This book is about law, but it is not a law book. It is aimed at all interested contemporaries, lawyers and non-lawyers alike. Richly seasoned with personal memories and anecdotes, it offers unique insights into how European courts actually work.
It is generally assumed that independence is part and parcel of the role and function of a judge. Nevertheless, European judges sometimes face difficulties in this regard. Owing to their being nominated by a government, their limited term of appointment, and the possibility of being reappointed or not, their judicial independence can be jeopardized. Certain governments have a track record of choosing candidates who they believe they can keep on a leash. When this happens, private parties are at risk of losing out.
The EFTA Court is under even more pressure, since the EEA/EFTA states Iceland, Liechtenstein and Norway essentially constitute a pond with one big fish (Norway) and two minnows. For quite some time now, certain Norwegian protagonists have sought to effectively transform the EEA into a bilateral agreement with the EU. This attitude has led to political implications that have affected the author himself.
The independence of the EFTA Court is also endangered by the fact that it operates alongside a large sister court, the Court of Justice of the European Union.
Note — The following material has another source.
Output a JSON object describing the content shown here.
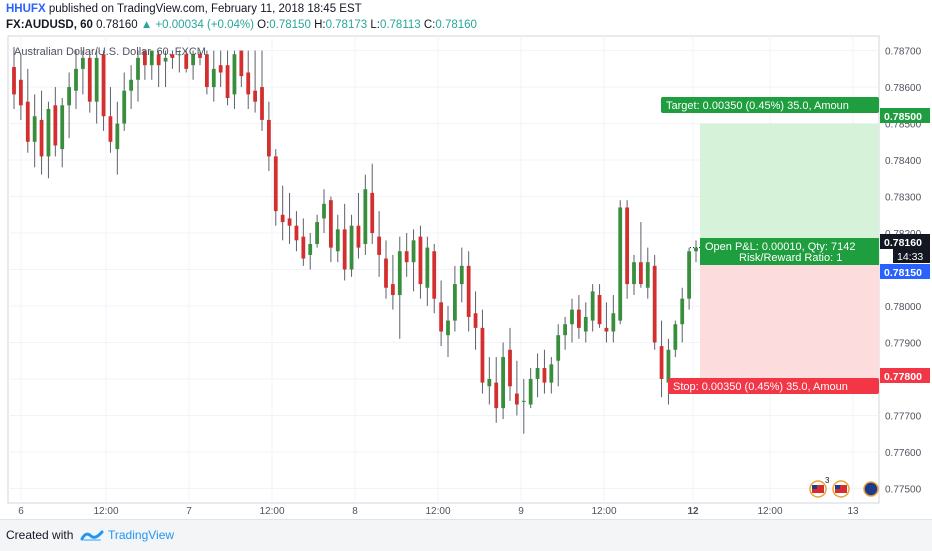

And yet the EFTA Court has established its own line of jurisprudence and its own judicial style. It has remained faithful to specific EFTA values, such as the belief in free trade and open markets, efficiency, and a modern view of mankind. During the first 24 years of its existence, it has even had an over-proportionate influence on ECJ case law.
Since EEA Single Market law is economic law, the importance of economics, an often-overlooked aspect, is also addressed. In closing, the book explores Switzerland’s complicated relationship with, and Britain’s impending departure from, the EU. In this regard, it argues that the EFTA pillar should be expanded into a second European structure under British leadership and with Swiss participation.